Figure 4.Analysis of community annotations. (A) Completeness of community annotations. The 50 articles analyzed are shown on X-axis, and the total number of curator and community annotations per paper shown on the Y-axis. The number of community annotations is shown in blue, and the number of added curator annotations in orange. (B) Experimental support for community annotations. Supported community annotations in blue, unsupported community annotations in orange, out of scope annotations in green. (C) Level of specificity of community annotations. Papers shown on X-axis, total number of community annotations per paper shown on Y-axis. Community annotations with same specificity as curator annotations are shown in blue, more specific community annotations in orange, more specific curator annotations in green.

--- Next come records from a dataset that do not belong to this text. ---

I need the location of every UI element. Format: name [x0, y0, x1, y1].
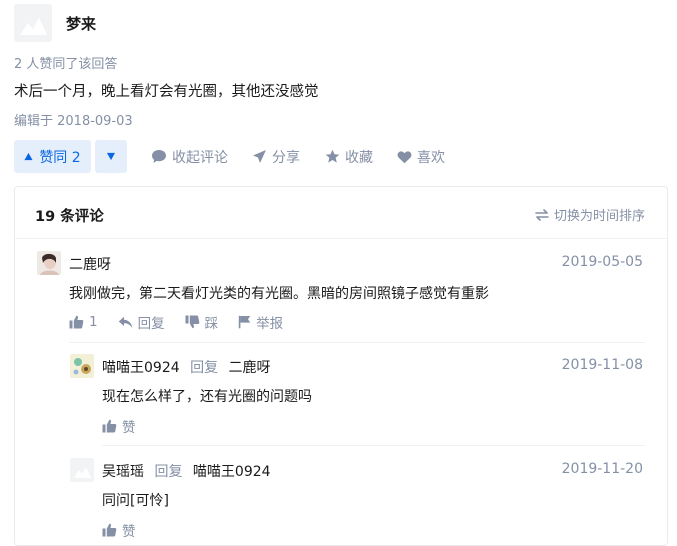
comments-header: 19 条评论 切换为时间排序 — [15, 187, 667, 239]
heart-icon — [397, 150, 412, 163]
edited-time[interactable]: 编辑于 2018-09-03 — [14, 110, 133, 129]
collapse-comments-label: 收起评论 — [172, 149, 228, 166]
comments-panel: 19 条评论 切换为时间排序 二鹿呀 2019-05-05 我刚做完，第二天看灯… — [14, 186, 668, 546]
comment-author[interactable]: 吴瑶瑶 — [102, 464, 144, 480]
comments-count: 19 条评论 — [35, 209, 104, 225]
thumbs-down-icon — [185, 315, 199, 329]
reply-to-word: 回复 — [154, 464, 183, 480]
likers-count[interactable]: 2 人赞同了该回答 — [14, 53, 117, 72]
comment-reply-button[interactable]: 回复 — [118, 312, 165, 332]
answer-content: 术后一个月，晚上看灯会有光圈，其他还没感觉 — [14, 84, 319, 100]
collapse-comments-button[interactable]: 收起评论 — [151, 140, 228, 173]
share-button[interactable]: 分享 — [252, 140, 300, 173]
paper-plane-icon — [253, 150, 266, 163]
comment-author-line: 喵喵王0924 回复 二鹿呀 — [102, 357, 271, 377]
reply-to-user[interactable]: 二鹿呀 — [229, 360, 271, 376]
comment-text: 现在怎么样了，还有光圈的问题吗 — [102, 389, 312, 405]
vote-up-label: 赞同 2 — [39, 149, 81, 166]
author-name[interactable]: 梦来 — [66, 13, 96, 34]
comment-report-button[interactable]: 举报 — [238, 312, 283, 332]
comment-actions: 赞 — [102, 416, 156, 436]
comment-avatar[interactable] — [70, 458, 94, 482]
switch-order-label: 切换为时间排序 — [553, 209, 645, 224]
thumbs-up-icon — [102, 523, 117, 537]
comment-like-button[interactable]: 1 — [69, 314, 98, 330]
collect-button[interactable]: 收藏 — [325, 140, 373, 173]
switch-order-button[interactable]: 切换为时间排序 — [535, 205, 645, 224]
triangle-up-icon — [24, 152, 33, 161]
thumbs-up-icon — [102, 419, 117, 433]
user-photo-icon — [70, 354, 94, 378]
comment-bubble-icon — [152, 150, 166, 163]
comment-divider — [102, 445, 645, 446]
comment-like-label: 赞 — [122, 524, 136, 540]
flag-icon — [238, 315, 251, 329]
comment-like-label: 赞 — [122, 420, 136, 436]
vote-up-button[interactable]: 赞同 2 — [14, 140, 91, 173]
star-icon — [325, 149, 340, 163]
collect-label: 收藏 — [345, 149, 373, 166]
user-photo-icon — [37, 251, 61, 275]
reply-arrow-icon — [118, 316, 132, 328]
comment-report-label: 举报 — [256, 316, 284, 332]
comment-avatar[interactable] — [37, 251, 61, 275]
comment-author[interactable]: 喵喵王0924 — [102, 360, 180, 376]
comment-divider — [69, 342, 645, 343]
comment-author-line: 吴瑶瑶 回复 喵喵王0924 — [102, 461, 271, 481]
like-button[interactable]: 喜欢 — [397, 140, 445, 173]
comment-date: 2019-11-08 — [561, 357, 643, 373]
default-avatar-icon — [14, 4, 52, 42]
default-avatar-icon — [70, 458, 94, 482]
author-avatar[interactable] — [14, 4, 52, 42]
comment-date: 2019-11-20 — [561, 461, 643, 477]
vote-down-button[interactable] — [95, 140, 127, 173]
comment-like-count: 1 — [89, 314, 98, 330]
comment-actions: 1 回复 踩 举报 — [69, 312, 303, 332]
comment-like-button[interactable]: 赞 — [102, 520, 136, 540]
triangle-down-icon — [106, 152, 116, 161]
comment-author[interactable]: 二鹿呀 — [69, 254, 111, 274]
swap-arrows-icon — [535, 208, 549, 221]
thumbs-up-icon — [69, 315, 84, 329]
comment-avatar[interactable] — [70, 354, 94, 378]
comment-text: 我刚做完，第二天看灯光类的有光圈。黑暗的房间照镜子感觉有重影 — [69, 286, 489, 302]
comment-dislike-button[interactable]: 踩 — [185, 312, 219, 332]
comment-actions: 赞 — [102, 520, 156, 540]
comment-text: 同问[可怜] — [102, 493, 169, 509]
comment-reply-label: 回复 — [137, 316, 165, 332]
comment-date: 2019-05-05 — [561, 254, 643, 270]
reply-to-word: 回复 — [190, 360, 219, 376]
share-label: 分享 — [272, 149, 300, 166]
like-label: 喜欢 — [417, 149, 445, 166]
comment-dislike-label: 踩 — [204, 316, 219, 332]
reply-to-user[interactable]: 喵喵王0924 — [193, 464, 271, 480]
comment-like-button[interactable]: 赞 — [102, 416, 136, 436]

Specificity of community versus curator annotations
| Article | Term submitted by author | Term matched by submission software | Term selected by curator | Annotation count | Greater specificity | Min. number of steps between two terms |
|---|---|---|---|---|---|---|
| A | Mitochondrion | Mitochondrion (GO:0005739) | Mitochondrial respiratory chain complex I (GO:0005747) | 1 | Curator | 6 |
| A | Mitochondrion | Mitochondrion (GO:0005739) | Mitochondrial respiratory chain complex III (GO:0005750) | 1 | Curator | 6 |
| A | Mitochondrion | Mitochondrion (GO:0005739) | Mitochondrial proton-transporting ATP synthase complex (GO:0005753) | 1 | Curator | 5 |
| B | Ammonium transmembrane transporter activity | Ammonium transmembrane transporter activity (GO:0008519) | High affinity secondary active ammonium transmembrane transporter activity (GO:0015398) | 1 | Curator | 1 |
| C | Leaf | Leaf (PO:0025034) | Vascular leaf (PO:0009025) | 1 | Curator | 1 |
| D | Cytokinesis | Cytokinesis (GO:0000910) | Cell plate assembly (GO:0000919) | 1 | Curator | 2 |
| E | Response to ABA | Response to abscisic acid stimulus (GO:0009737) | Negative regulation of abscisic acid-mediated signaling pathway (GO:0009788) | 1 | Curator | 4 |
| F | Cytokinesis | Cytokinesis (GO:0000910) | Cell plate assembly (GO:0000919) | 1 | Curator | 2 |
| G | Leaf | Leaf (PO:0025034) | Vascular leaf (PO:0009025) | 2 | Curator | 1 |
| H | Protein binding | Protein binding (GO:000551) | Protein self-association (GO:0043621) | 1 | Curator | 1 |
| H | Protein binding | Protein binding (GO:000551) | Protein heterodimerization activity (GO:0046982) | 1 | Curator | 2 |
| I | Seed maturation | Seed maturation (GO:0010431) | Negative regulation of seed maturation (GO:2000692) | 3 | Curator | 2 |
| I | Seed maturation | Seed maturation (GO:0010431) | Regulation of seed maturation (GO:2000034) | 1 | Curator | 1 |
| J | Transcription activator activity | Transcription activator activity (GO:0003710) | Positive regulation of transcription, DNA-dependent (GO:0045893) | 1 | Curator | 1 |
| K | Leaf formation | Leaf formation (GO:0010338) | Leaf morphogenesis (GO:0009965) | 1 | Author | 1 |
| L | Brassinosteroid-mediatedsignaling pathway | Brassinosteroid-mediatedsignaling pathway (GO:0009742) | Response to brassinosteroid stimulus (GO:0009741) | 1 | Author | 2 |
Based on GO ontology files as of 23 August 2011.
aNew GO term added.
Figure 5.TAIR annotation detail page showing attribution to community member.